I am rather persuaded by the famous quote of G.K. Chesterton of the 19th and 20th centuries. He was an English writer and a convert to Catholicism. He made this famous statement, “When people stop believing in God, they don’t believe in nothing, they believe in anything.” How true this is.
I notice even with our current Euthanasia debate in Australia how many superficial arguments are placed forward to support this poisonous legislation. We tend to swim in an ocean of ideologies and half-truths and deflect away from the full truths. These deeper issues about the dignity of every human person, rather than their usefulness in a society, is often eclipsed. The absurdity is that once presenting issues are seen as the truth then we end up with the medical profession legally, under certain circumstances, are able to kill human beings directly. What an abhorrence!
A second reflection about the Plenary Council is that it is a “Camino” and not a “Plane trip” as mentioned by a keen observer of Church life over the last week.It is a journey of walking together at a deep level. Inner conversion is not something intrinsic only. The Church has often been described over history as the “Bride of Christ.” Therefore, with the sixteen topics that will be reflected upon that have derived from our discussions over the last two years, we are here to renew the heart of the “Bride of Christ” and not to update her wedding clothes!
Our own geography can help us also to find out what, is a “presenting issue” and what, is an “actual issue.” It has been quoted in a working document of the Plenary Council, with a wonderful comparison to Uluru, “Christ is the Rock in the Centre of the Plenary Council.” How true this is. We can also recall that Australia is usually referred to as part of Oceania. We are surrounded by oceans. The Pacific Ocean, the Indian Ocean, the Southern Ocean. All of these create connection to the water of Baptism. Baptism is the gateway Sacrament to missionary discipleship and evangelisation. So our own geography can help us to understand what the “actual issues” of the Plenary Council are. We live in a desert continent and tend to congregate around coastal areas. This leaves the centre quite empty. Are we at home in our own country?

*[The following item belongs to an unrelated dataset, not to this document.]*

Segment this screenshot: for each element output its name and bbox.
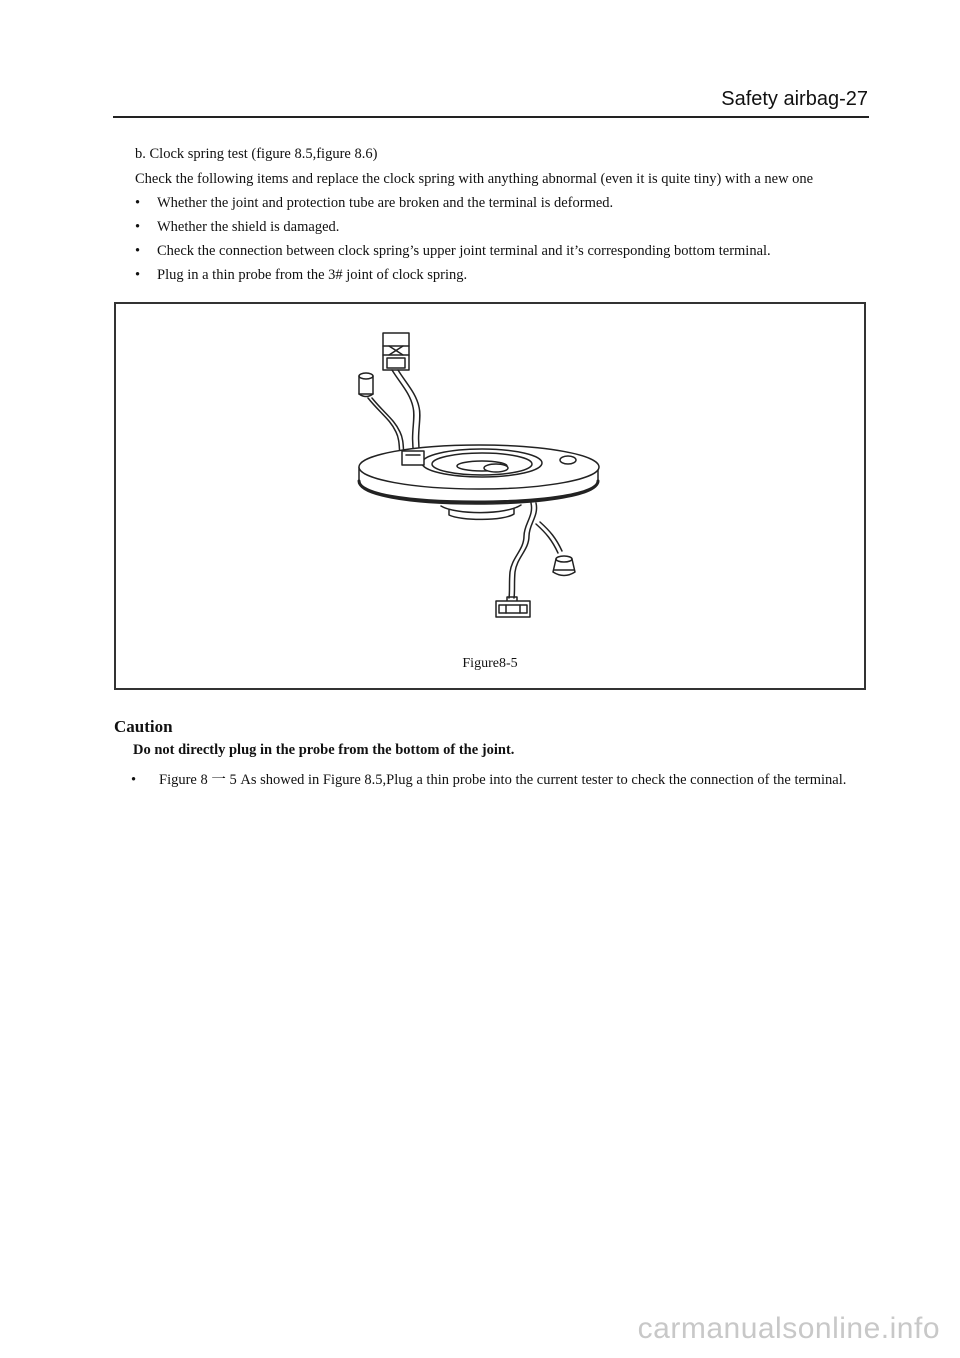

In this important week coming up with the 1st Assembly of the Plenary Council of Australia, we pray also for the intercession of the Saints. Let us recall that the Southern Cross has watched over Australia for millennia. Let us also recall that Mary, the Star of evangelisation, is the one that we ask to lead us to Jesus.
We also think of St Mary of the Cross MacKillop who certainly understood in her time and age what evangelisation meant.
I leave you with a little “Gospil” that may be very helpful to you in this “irritable” culture and in the days ahead when we might find that we need the Lords assistance immediately. It is a favourite little Arrow Prayer from St (Mother) Teresa of Calcutta. She says, “Mary, mother of Jesus, be a mother to me now.”
With the 1st Assembly of the Plenary Council of Australia now upon us we could adjust this slightly and say together “Mary, mother of Jesus, be a mother to us now.”